Accra, Aug. 31, GNA - The country's mission to advance in science and technology would become a mirage if she failed to address problems confronting science teachers, Ms Mary Gyang, President of the Ghana Association of Science Teachers (GAST) said on Tuesday in Accra. Ms Gyang said most experienced science teachers, who had the opportunity for further studies, abandoned the subject to study business related subjects and this had been impacting negatively on the teaching and learning of science subjects.
She said science and technology had become paramount in the development of nations and called on the Government and other stakeholders to come together and find ways of ensuring that science teachers were retained and to attract new ones as well.
Ms Gyang was speaking at the opening ceremony of the 46th Annual Conference of the Association attended by 300 delegates drawn Ghana and 15 delegates from Nigeria and Cameroon.

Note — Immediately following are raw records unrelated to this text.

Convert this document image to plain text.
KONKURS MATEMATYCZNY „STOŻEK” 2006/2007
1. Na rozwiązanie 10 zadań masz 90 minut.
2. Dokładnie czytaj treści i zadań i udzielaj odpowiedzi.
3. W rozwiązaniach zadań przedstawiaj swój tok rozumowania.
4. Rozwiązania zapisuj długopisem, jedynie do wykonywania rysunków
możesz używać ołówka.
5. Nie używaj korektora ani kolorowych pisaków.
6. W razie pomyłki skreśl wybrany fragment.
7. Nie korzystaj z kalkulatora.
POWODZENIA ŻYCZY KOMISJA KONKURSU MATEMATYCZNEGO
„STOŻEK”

It has the theme: "Enhancing the Teaching and Learning of Science and Technology for Nation Building." The five-day conference would enable the participants to upgrade their knowledge in the teaching of science at various levels of the academic ladder.
Ms Gyang advised the participants to work towards the attainment of the vision of the Association in developing the child to have independent, enquiring and well-informed mind; a thirst for new knowledge; intellectual honesty and an appreciation for aesthetic and spiritual values.
"As science teachers, we must try to live by the this vision and be role models for the children we handle to copy."
Mr Joe Donkor, Deputy Minister of Education, Youth and Sports, opening the conference said, science subjects had been causing frustration to many pupils and students and asked the delegates to use the knowledge acquired from the conference to bring relief to them.
He said the government would establish well-resourced science centres in all the model senior secondary schools in the districts as part of efforts to improve the teaching and learning of science.
Dr Ben Ben Akpan, (ED Correct) Executive Director of Science Teachers Association of Nigeria, said the problem of the development of science education in Africa was due to misplaced priority in all the facet of the society.
He said there had been incidents where some parents had as many as two to four cars but had not thought of buying basic scientific materials for their children to play with at home. Dr Akpan said the media had not also made any significant contribution in promoting science education.
He said if the media should allot 10 per cent of its time and space to draw attention to scientific issues, the Continent would soon be witnessing an improvement in scientific awareness.